Niemand minder dan Johannes Brahms oordeelde dat Verdi’s Requiem ronduit geniaal is. Toch had het niet veel gescheeld of het meesterwerk voor vier solisten, orkest en dubbelkoor had het daglicht nooit gezien. In 1871 had de componist nog verzucht dat er zó veel requiems zijn, dat het geen zin zou hebben er nog een te schrijven.
Amper twee jaar later kwam een diep ontroerde Verdi op deze woorden terug, toen zijn idool Alessandro Manzoni – symbool van het verenigde Italië – stierf. Deze politicus en schrijver had met zijn magistrale roman De verloofden de Italiaanse identiteit gevat. Ook had hij de basis gelegd voor een eengemaakte, Italiaanse taal. Misnoegd omdat zijn nationale boegbeeld onvoldoende werd geëerd, besloot Verdi hem te gedenken met deze dodenmis.
Maar is de Messa da Requiem werkelijk kerkmuziek of stiekem toch een opera?
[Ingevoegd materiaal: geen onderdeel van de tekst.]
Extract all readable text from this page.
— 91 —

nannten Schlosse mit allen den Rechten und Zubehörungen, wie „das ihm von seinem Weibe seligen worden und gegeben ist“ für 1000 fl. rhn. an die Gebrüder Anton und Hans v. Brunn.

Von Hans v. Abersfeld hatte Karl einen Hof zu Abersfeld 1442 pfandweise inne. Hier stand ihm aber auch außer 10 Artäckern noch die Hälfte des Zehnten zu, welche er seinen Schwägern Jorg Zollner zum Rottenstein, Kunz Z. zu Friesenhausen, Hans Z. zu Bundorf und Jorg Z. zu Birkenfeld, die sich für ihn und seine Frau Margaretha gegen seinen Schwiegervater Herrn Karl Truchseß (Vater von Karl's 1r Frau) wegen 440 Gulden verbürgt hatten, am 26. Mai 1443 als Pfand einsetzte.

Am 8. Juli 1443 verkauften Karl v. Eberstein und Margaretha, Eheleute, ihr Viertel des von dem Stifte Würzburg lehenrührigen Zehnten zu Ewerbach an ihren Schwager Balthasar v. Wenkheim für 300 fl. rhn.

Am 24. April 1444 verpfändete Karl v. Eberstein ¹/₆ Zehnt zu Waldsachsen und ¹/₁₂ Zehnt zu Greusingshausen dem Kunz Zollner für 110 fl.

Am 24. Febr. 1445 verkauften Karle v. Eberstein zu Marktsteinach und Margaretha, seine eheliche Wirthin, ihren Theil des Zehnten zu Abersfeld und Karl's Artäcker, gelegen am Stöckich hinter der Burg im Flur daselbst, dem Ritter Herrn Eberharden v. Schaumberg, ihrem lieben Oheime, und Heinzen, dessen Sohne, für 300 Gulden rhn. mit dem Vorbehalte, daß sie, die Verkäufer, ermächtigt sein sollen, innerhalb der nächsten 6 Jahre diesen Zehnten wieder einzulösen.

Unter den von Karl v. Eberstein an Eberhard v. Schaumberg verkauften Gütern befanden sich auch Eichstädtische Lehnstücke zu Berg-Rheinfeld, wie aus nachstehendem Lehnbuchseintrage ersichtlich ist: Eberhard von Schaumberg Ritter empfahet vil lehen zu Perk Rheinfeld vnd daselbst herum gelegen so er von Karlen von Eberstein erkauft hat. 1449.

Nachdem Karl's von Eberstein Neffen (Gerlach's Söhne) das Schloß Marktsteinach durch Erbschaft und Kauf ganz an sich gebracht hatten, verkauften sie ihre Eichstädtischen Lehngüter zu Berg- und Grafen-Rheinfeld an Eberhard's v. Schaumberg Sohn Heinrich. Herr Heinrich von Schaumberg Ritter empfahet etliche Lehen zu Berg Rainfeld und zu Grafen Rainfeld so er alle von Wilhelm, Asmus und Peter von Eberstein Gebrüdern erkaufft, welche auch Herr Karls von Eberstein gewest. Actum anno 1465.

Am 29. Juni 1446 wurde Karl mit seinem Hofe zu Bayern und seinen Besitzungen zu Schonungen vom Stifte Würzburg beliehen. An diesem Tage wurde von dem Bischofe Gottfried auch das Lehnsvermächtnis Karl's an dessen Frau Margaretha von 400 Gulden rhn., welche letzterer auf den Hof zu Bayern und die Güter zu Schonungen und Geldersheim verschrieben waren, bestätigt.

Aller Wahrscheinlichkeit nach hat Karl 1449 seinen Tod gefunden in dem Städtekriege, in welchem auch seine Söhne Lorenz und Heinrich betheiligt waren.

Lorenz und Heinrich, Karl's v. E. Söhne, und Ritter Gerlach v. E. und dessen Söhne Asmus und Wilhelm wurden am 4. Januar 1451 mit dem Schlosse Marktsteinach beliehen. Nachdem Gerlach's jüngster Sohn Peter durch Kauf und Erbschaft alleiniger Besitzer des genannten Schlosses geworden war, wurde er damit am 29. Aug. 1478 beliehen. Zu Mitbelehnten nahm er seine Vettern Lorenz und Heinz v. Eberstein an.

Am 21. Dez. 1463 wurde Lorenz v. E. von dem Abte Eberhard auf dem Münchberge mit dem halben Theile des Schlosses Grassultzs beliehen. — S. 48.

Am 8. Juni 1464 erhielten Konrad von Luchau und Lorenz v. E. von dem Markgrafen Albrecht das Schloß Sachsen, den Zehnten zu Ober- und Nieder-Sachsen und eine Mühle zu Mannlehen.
Vlak voor de première bekeek de beroemde muziekcriticus Hans von Bülow de partituur. “Verdi’s laatste opera, ditmaal in kerkgewaden”, oordeelde hij vinnig. Jaren later, toen von Bülow het requiem had gehoord en tot tranen geroerd was, bad hij de componist nederig om vergiffenis voor zijn “journalistieke zonde”. Zelfs een groot scepticus bleek niet opgewassen tegen Verdi’s theatrale kracht. Nooit eerder werd de dag des oordeels zo overweldigend verklankt als in zijn stormachtige Dies irae, dat opent met de vier iconisch geworden donderslagen.